Full Report
In 2023 we, the training team within Orange Cyberdefense and specifically Ulrich Swart, Matthew Hughes and myself, attempted to do something a little different for Black Hat with regards to our in class competition. Each year we give a select few students some swag for portraying the most “plakker” mindset, being active in class, or finding another method to solve the practical. The concept we decided to explore that year was creating a deck of standard playing cards they could bring out when friends are over and become a discussion point. The cards have educational tidbits about some material they will learn on some of our flagship courses, specifically the Infrastructure, Web Application, Wi-Fi and Red Team courses each had their own suit.
Analysis Summary
# Main Topic
The Orange Cyberdefense training team developed a unique Black Hat 2023 in-class competition centered around the creation and utilization of a custom deck of playing cards containing educational security tidbits, integrated with a multi-stage Capture The Flag (CTF) challenge.
## Key Points
- The core concept involved creating a deck of playing cards featuring educational content from Orange Cyberdefense's flagship courses: Infrastructure, Web Application, Wi-Fi, and Red Team (each representing a suit).
- The competition included "easter eggs" embedded in the design by Ulrich Swart, including obscure references to team history.
- An encoded version of Dan Geer's famous saying was included on the box for discussion.
- A two-step CTF was implemented, initiated via a link (and its binary representation) printed on the cards and box.
- The CTF involved decoding an initial string revealing a poem and an encrypted URL structure, suggesting a polyalphabetic cipher (specifically Vigenère).
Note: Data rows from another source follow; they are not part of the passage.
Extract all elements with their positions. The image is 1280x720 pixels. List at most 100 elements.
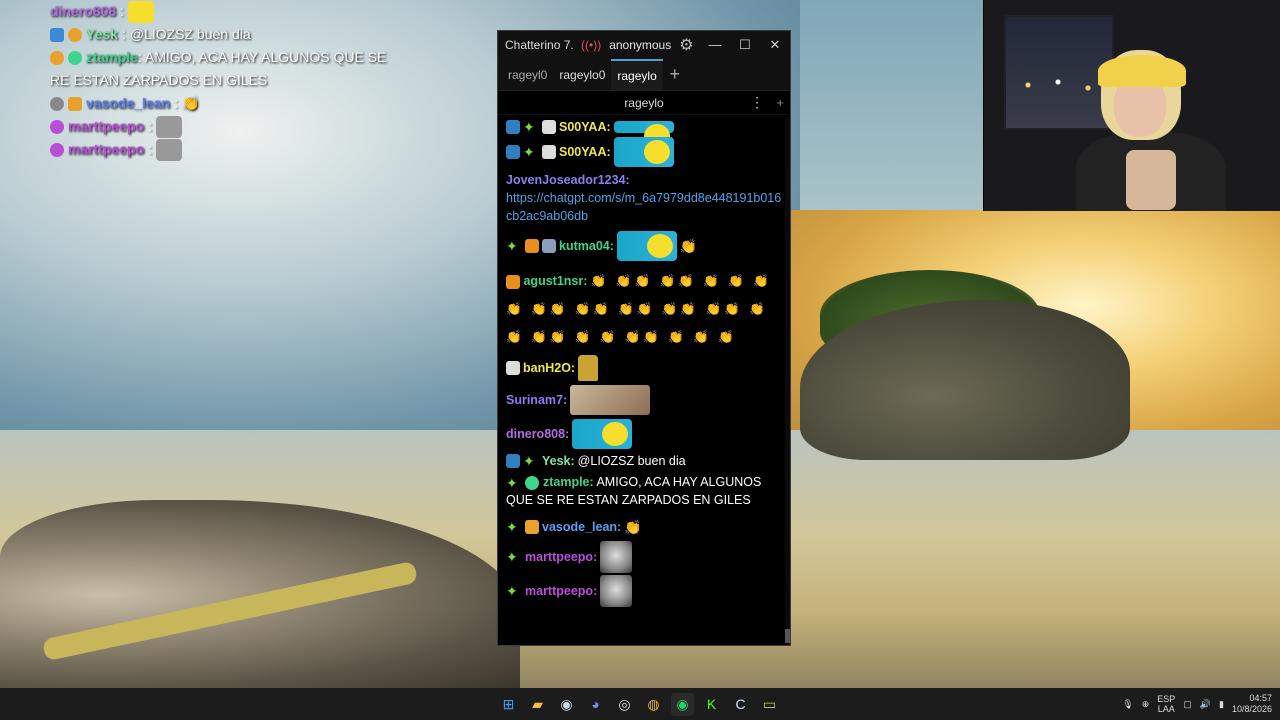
chat-messages[interactable]: ✦ S00YAA: ✦ S00YAA: JovenJoseador1234: h… (498, 117, 790, 645)
emote-icon (572, 419, 633, 449)
cat-emote-icon (600, 575, 633, 607)
badge-icon (50, 96, 64, 111)
tab-bar: rageyl0 rageylo0 rageylo + (498, 59, 790, 91)
discord-icon[interactable]: ◕ (584, 693, 607, 716)
overlay-line: vasode_lean: 👏 (50, 92, 390, 115)
clap-emote-icon: 👏 (624, 519, 642, 535)
badge-icon (506, 361, 520, 375)
tab-rageylo0[interactable]: rageylo0 (553, 59, 611, 90)
minimize-button[interactable]: — (700, 37, 730, 53)
clap-emote-icon: 👏 (679, 238, 698, 254)
tab-rageylo[interactable]: rageylo (611, 59, 663, 90)
badge-icon (50, 142, 64, 157)
overlay-username: dinero808 (50, 3, 117, 19)
sparkle-badge-icon: ✦ (523, 144, 535, 160)
chat-username[interactable]: ztample: (543, 475, 594, 489)
webcam-feed (983, 0, 1280, 211)
chat-username[interactable]: agust1nsr: (523, 274, 587, 288)
app-icon[interactable]: ▭ (758, 693, 781, 716)
chat-message: dinero808: (506, 419, 782, 449)
taskbar: ⊞ ▰ ◉ ◕ ◎ ◍ ◉ K C ▭ 🎙 ⊕ ESP LAA ▢ 🔊 ▮ 04… (0, 688, 1280, 720)
badge-icon (50, 27, 64, 42)
title-bar[interactable]: Chatterino 7. ((•)) anonymous ⚙ — ☐ ✕ (498, 31, 790, 59)
chat-message: agust1nsr: 👏 👏👏 👏👏 👏 👏 👏👏 👏👏 👏👏 👏👏 👏👏 👏👏… (506, 267, 782, 351)
badge-icon (50, 51, 64, 66)
sparkle-badge-icon: ✦ (506, 474, 518, 491)
chat-username[interactable]: banH2O: (523, 359, 575, 377)
broadcast-icon[interactable]: ((•)) (581, 38, 601, 52)
volume-icon[interactable]: 🔊 (1200, 699, 1211, 710)
account-switcher[interactable]: anonymous (609, 38, 671, 52)
obs-icon[interactable]: ◎ (613, 693, 636, 716)
channel-header: rageylo ⋮ + (498, 91, 790, 115)
display-icon[interactable]: ▢ (1183, 699, 1192, 710)
badge-icon (525, 475, 540, 490)
file-explorer-icon[interactable]: ▰ (526, 693, 549, 716)
emote-icon (613, 121, 674, 148)
spotify-icon[interactable]: ◉ (671, 692, 694, 716)
close-button[interactable]: ✕ (760, 37, 790, 53)
clock[interactable]: 04:57 10/8/2026 (1232, 693, 1272, 715)
overlay-username: Yesk (86, 26, 118, 42)
emote-icon (128, 0, 155, 23)
chat-username[interactable]: S00YAA: (559, 143, 611, 161)
stream-chat-overlay: dinero808: Yesk: @LIOZSZ buen dia ztampl… (50, 0, 390, 161)
cat-emote-icon (156, 138, 183, 161)
battery-icon[interactable]: ▮ (1219, 699, 1224, 710)
add-split-icon[interactable]: + (776, 95, 784, 110)
chat-scrollbar[interactable] (785, 117, 790, 645)
start-menu-icon[interactable]: ⊞ (497, 693, 520, 716)
badge-icon (68, 27, 82, 42)
microphone-icon[interactable]: 🎙 (1122, 699, 1133, 710)
face-emote-icon (570, 385, 651, 415)
chat-username[interactable]: Surinam7: (506, 391, 567, 409)
chat-username[interactable]: S00YAA: (559, 118, 611, 136)
chat-message: ✦ marttpeepo: (506, 541, 782, 573)
badge-icon (506, 145, 520, 159)
chat-message: ✦ S00YAA: (506, 137, 782, 167)
sparkle-badge-icon: ✦ (506, 583, 518, 599)
chat-username[interactable]: Yesk: (542, 452, 575, 470)
steam-icon[interactable]: ◉ (555, 693, 578, 716)
chat-message: ✦ marttpeepo: (506, 575, 782, 607)
channel-name[interactable]: rageylo (498, 96, 790, 110)
chat-username[interactable]: vasode_lean: (542, 518, 621, 536)
clap-emote-icon: 👏 (181, 95, 200, 111)
overlay-line: dinero808: (50, 0, 390, 23)
chrome-icon[interactable]: ◍ (642, 693, 665, 716)
chat-username[interactable]: kutma04: (559, 237, 614, 255)
emote-icon (616, 231, 677, 261)
overlay-line: marttpeepo: (50, 115, 390, 138)
chat-message: JovenJoseador1234: https://chatgpt.com/s… (506, 171, 782, 225)
chat-link[interactable]: https://chatgpt.com/s/m_6a7979dd8e448191… (506, 191, 781, 223)
badge-icon (542, 145, 556, 159)
tab-rageyl0[interactable]: rageyl0 (502, 59, 553, 90)
overlay-line: ztample: AMIGO, ACA HAY ALGUNOS QUE SE R… (50, 49, 387, 88)
chatterino-taskbar-icon[interactable]: C (729, 693, 752, 716)
overlay-line: marttpeepo: (50, 138, 390, 161)
overlay-username: ztample (85, 49, 138, 65)
badge-icon (525, 239, 539, 253)
chat-username[interactable]: JovenJoseador1234: (506, 173, 630, 187)
chat-username[interactable]: marttpeepo: (525, 582, 597, 600)
badge-icon (67, 51, 82, 66)
sparkle-badge-icon: ✦ (506, 519, 518, 535)
chat-username[interactable]: marttpeepo: (525, 548, 597, 566)
maximize-button[interactable]: ☐ (730, 37, 760, 53)
overlay-username: marttpeepo (68, 141, 145, 157)
badge-icon (525, 520, 539, 534)
badge-icon (50, 119, 64, 134)
chat-message: ✦ ztample: AMIGO, ACA HAY ALGUNOS QUE SE… (506, 473, 782, 509)
network-icon[interactable]: ⊕ (1142, 699, 1150, 710)
more-options-icon[interactable]: ⋮ (750, 94, 764, 111)
add-tab-button[interactable]: + (663, 59, 687, 90)
chat-message: banH2O: (506, 355, 782, 381)
chat-username[interactable]: dinero808: (506, 425, 569, 443)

- The Vigenère key was identified as the phrase "WE HACK WE TRAIN YOU PWN" found prominently on the cards/box.
- The second stage involved decrypting a Base64-encoded string that was further encrypted using an RSA public key provided in the challenge.
- The CTF required participants to factor the RSA modulus ($N$) to find the constituent primes ($p$ and $q$), calculate Euler's Totient ($\phi(N)$), and derive the private decryption exponent ($d$) to decrypt the final flag text ("cryptNinja").
- The complexity of the CTF led to high engagement, with 36 participants reaching the second stage during Black Hat, and continued participation afterward.
## Threat Actors
- N/A: This report details a **training and educational exercise (CTF)**, not a malicious threat campaign. No threat actors are identified or attributed to malicious activity.
## TTPs
The challenge simulated the following techniques:
- **Obfuscation/Steganography:** Embedding links and binary data (CTF start).
- **Cryptanalysis (Vigenère Cipher):** Breaking a polyalphabetic substitution cipher using a known keyword derived from contextual clues.
- **Cryptanalysis (RSA):** Factoring a public modulus ($N$) to reconstruct the private key, based on the difficult, but solvable, mathematical relationship between $N$, $p$, $q$, $e$, and $d$.
## Affected Systems
- N/A: The challenge targeted participants' knowledge rather than exploiting vulnerable systems. The technical focus was on cryptographic concepts themselves.
## Mitigations
Since this relates to an educational challenge, mitigations focus on cryptographic best practices:
- **Secure Key Management:** Emphasizing the computational difficulty of factoring large prime numbers ($N$) as the foundation of RSA security.
- **Strong Cipher Selection:** Highlighting the weakness of simple ciphers (like Caesar) when compared to polyalphabetic methods (Vigenère) and using modern asymmetric cryptography (RSA).
## Conclusion
The Orange Cyberdefense team successfully piloted an innovative, gamified educational tool in the form of a physical custom playing card deck paired with a multi-layered crypto-focused CTF. The challenge demonstrated practical application of cryptanalysis techniques, successfully engaging students with concepts from offensive security training, and its complexity led to sustained interest post-event.